With an intriguing premise and familiar faces from the film and music industry, ....Cabaret has built-in advantages that many new productions wouldn't, starting with the ability to put a pair of award-winning and super-famous talents on the cover. However, fans of Faith Evans and Fantasia Barrino may be disappointed to learn that their appearances amount to a brief dialogue between their two characters and one song apiece. Period. And although the cast has undeniable chemistry and skills, the pacing from one scene to the next is excruciatingly sluggish and the storyline leaves a lot of gaping holes and inconsistencies. Also, for it to be set in a cabaret, there is very little dancing on-stage and the musical numbers are haphazardly sequenced. In fact, the characters, who purportedly make their living as dancers, aren't seen even practicing their choreography, so the allusions to their occupations start and end with skimpy costumes (not that male viewers will mind).
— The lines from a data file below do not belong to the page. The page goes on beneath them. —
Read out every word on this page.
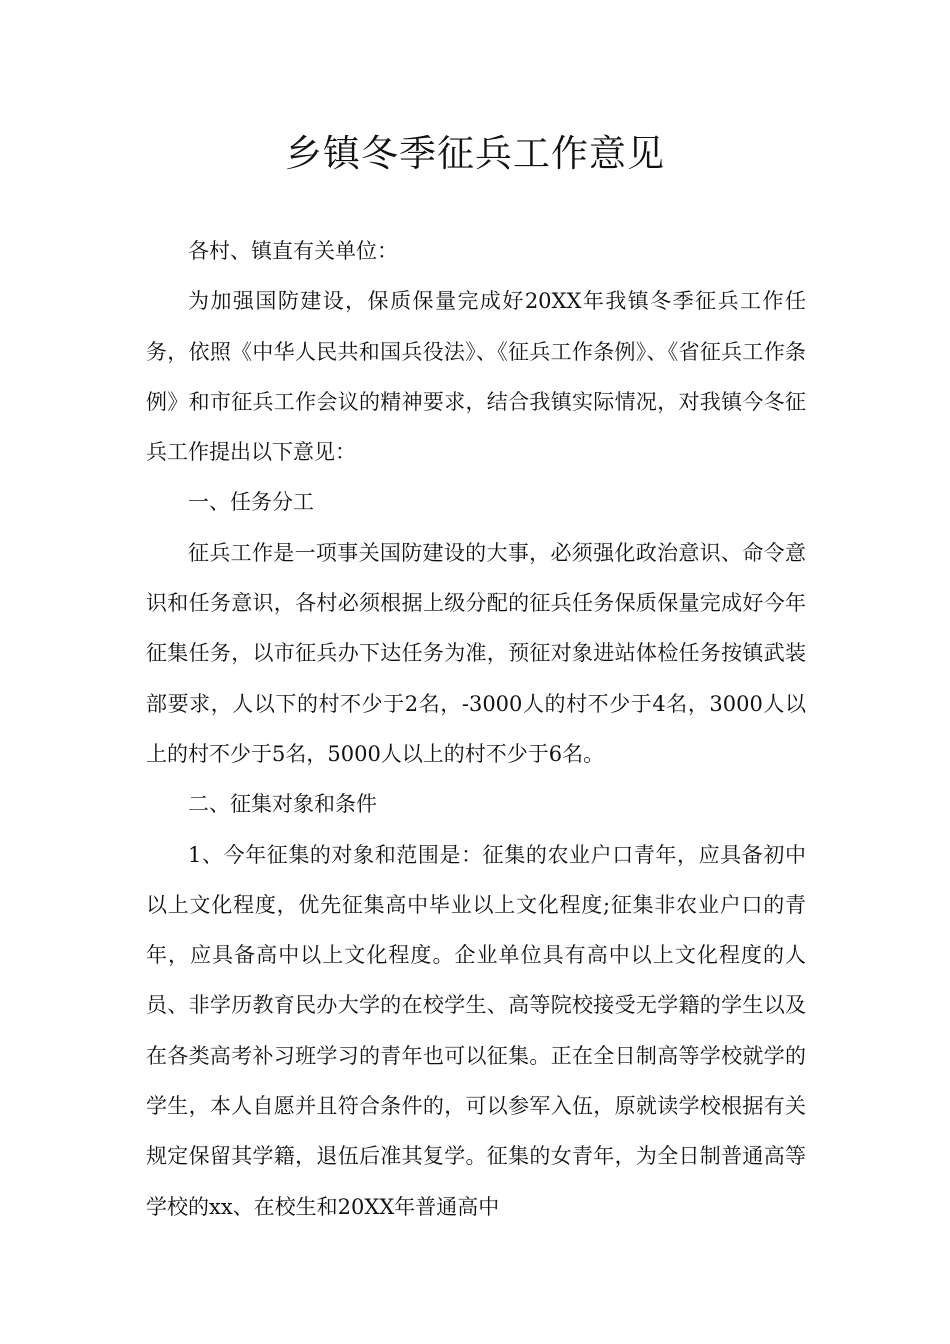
乡镇冬季征兵工作意见

各村、镇直有关单位：

为加强国防建设，保质保量完成好20XX年我镇冬季征兵工作任务，依照《中华人民共和国兵役法》、《征兵工作条例》、《省征兵工作条例》和市征兵工作会议的精神要求，结合我镇实际情况，对我镇今冬征兵工作提出以下意见：

一、任务分工

征兵工作是一项事关国防建设的大事，必须强化政治意识、命令意识和任务意识，各村必须根据上级分配的征兵任务保质保量完成好今年征集任务，以市征兵办下达任务为准，预征对象进站体检任务按镇武装部要求，人以下的村不少于2名，-3000人的村不少于4名，3000人以上的村不少于5名，5000人以上的村不少于6名。

二、征集对象和条件

1、今年征集的对象和范围是：征集的农业户口青年，应具备初中以上文化程度，优先征集高中毕业以上文化程度;征集非农业户口的青年，应具备高中以上文化程度。企业单位具有高中以上文化程度的人员、非学历教育民办大学的在校学生、高等院校接受无学籍的学生以及在各类高考补习班学习的青年也可以征集。正在全日制高等学校就学的学生，本人自愿并且符合条件的，可以参军入伍，原就读学校根据有关规定保留其学籍，退伍后准其复学。征集的女青年，为全日制普通高等学校的xx、在校生和20XX年普通高中
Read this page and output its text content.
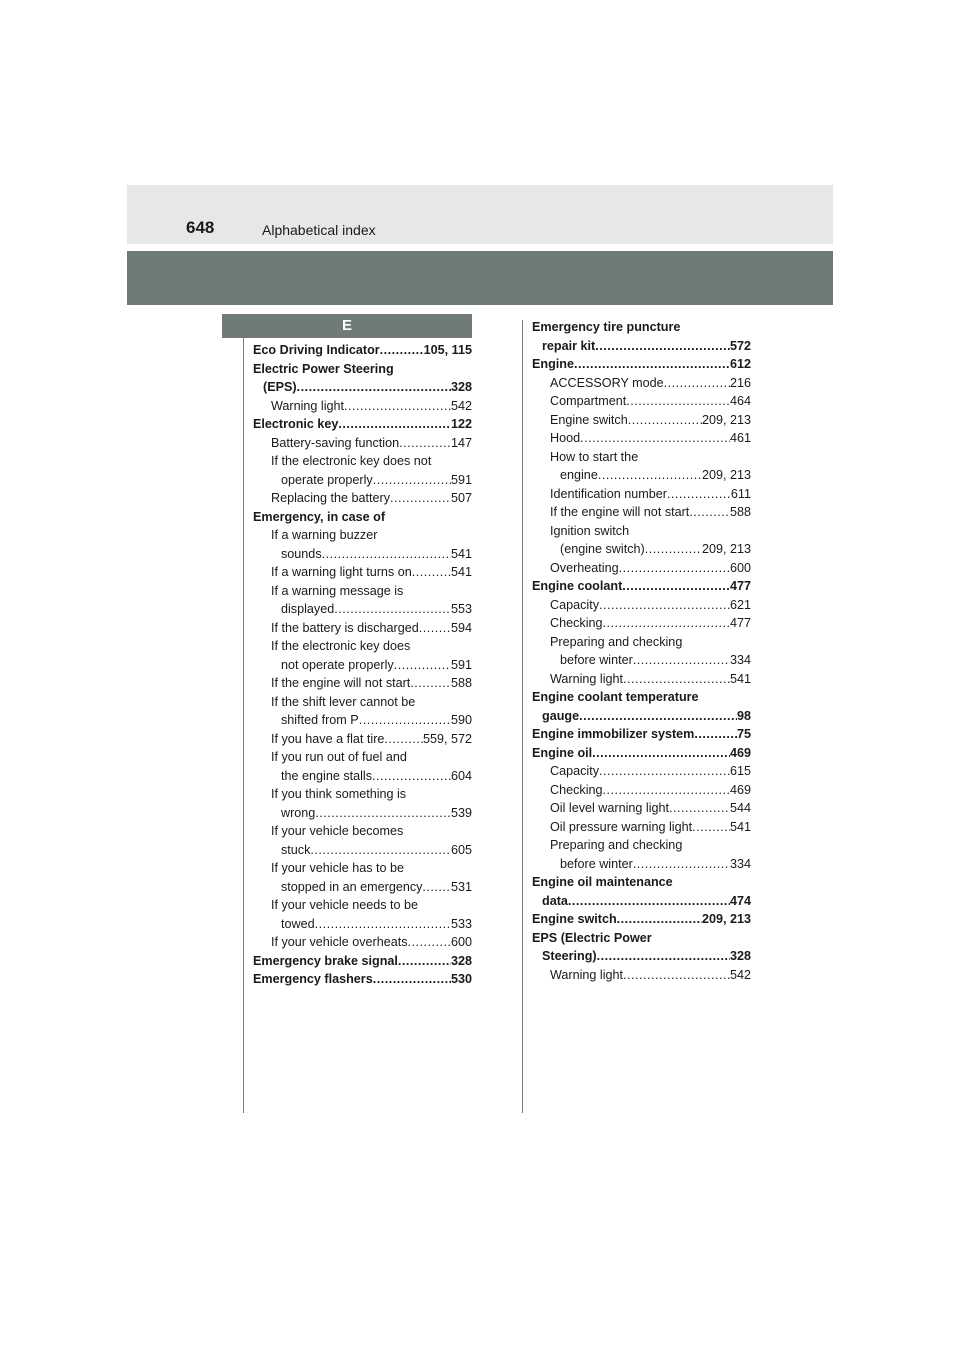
648	Alphabetical index
E
Eco Driving Indicator .....	105, 115
Electric Power Steering
(EPS) .....	328
Warning light .....	542
Electronic key .....	122
Battery-saving function .....	147
If the electronic key does not
operate properly .....	591
Replacing the battery .....	507
Emergency, in case of
If a warning buzzer
sounds .....	541
If a warning light turns on .....	541
If a warning message is
displayed .....	553
If the battery is discharged .....	594
If the electronic key does
not operate properly .....	591
If the engine will not start .....	588
If the shift lever cannot be
shifted from P .....	590
If you have a flat tire .....	559, 572
If you run out of fuel and
the engine stalls .....	604
If you think something is
wrong .....	539
If your vehicle becomes
stuck .....	605
If your vehicle has to be
stopped in an emergency ..... 531
If your vehicle needs to be
towed .....	533
If your vehicle overheats .....	600
Emergency brake signal .....	328
Emergency flashers .....	530
Emergency tire puncture
repair kit .....	572
Engine .....	612
ACCESSORY mode .....	216
Compartment .....	464
Engine switch .....	209, 213
Hood .....	461
How to start the
engine .....	209, 213
Identification number .....	611
If the engine will not start .....	588
Ignition switch
(engine switch) .....	209, 213
Overheating .....	600
Engine coolant .....	477
Capacity .....	621
Checking .....	477
Preparing and checking
before winter .....	334
Warning light .....	541
Engine coolant temperature
gauge .....	98
Engine immobilizer system .....	75
Engine oil .....	469
Capacity .....	615
Checking .....	469
Oil level warning light .....	544
Oil pressure warning light .....	541
Preparing and checking
before winter .....	334
Engine oil maintenance
data .....	474
Engine switch .....	209, 213
EPS (Electric Power
Steering) .....	328
Warning light .....	542
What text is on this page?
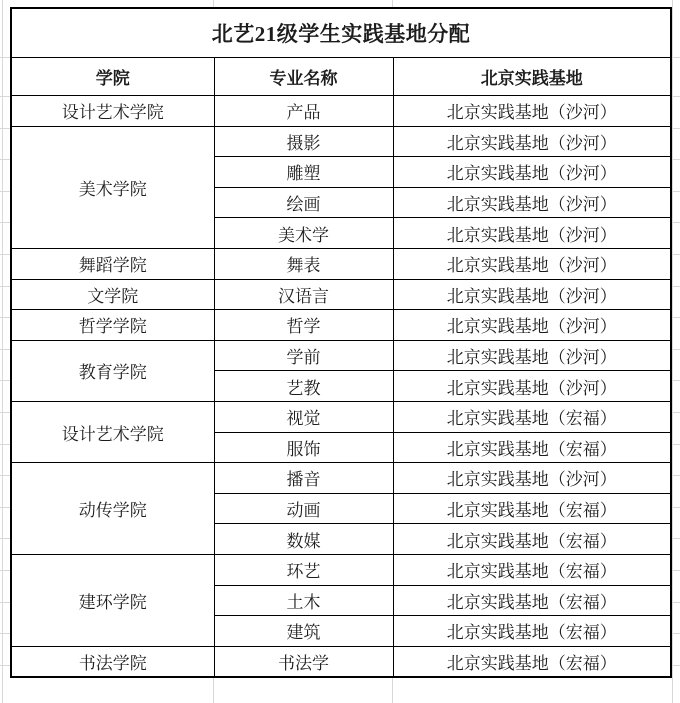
北艺21级学生实践基地分配		
学院	专业名称	北京实践基地
设计艺术学院	产品	北京实践基地（沙河）
美术学院	摄影	北京实践基地（沙河）
	雕塑	北京实践基地（沙河）
	绘画	北京实践基地（沙河）
	美术学	北京实践基地（沙河）
舞蹈学院	舞表	北京实践基地（沙河）
文学院	汉语言	北京实践基地（沙河）
哲学学院	哲学	北京实践基地（沙河）
教育学院	学前	北京实践基地（沙河）
	艺教	北京实践基地（沙河）
设计艺术学院	视觉	北京实践基地（宏福）
	服饰	北京实践基地（宏福）
动传学院	播音	北京实践基地（沙河）
	动画	北京实践基地（宏福）
	数媒	北京实践基地（宏福）
建环学院	环艺	北京实践基地（宏福）
	土木	北京实践基地（宏福）
	建筑	北京实践基地（宏福）
书法学院	书法学	北京实践基地（宏福）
Running about 40 minutes too long, Soul Kittens Cabaret clocks in at just over two hours and is written and directed by Nicci Gilbert, an evolving actress and entrepreneur best known as the lead vocalist in the female R&B trio Brownstone. She deserves kudos for her vision and remains a charismatic natural onstage, but the lack of cohesion and polish reduces the Soul Kittens Cabaret to a regular dive when it had the potential to be an lauded landmark. Marginally Recommended.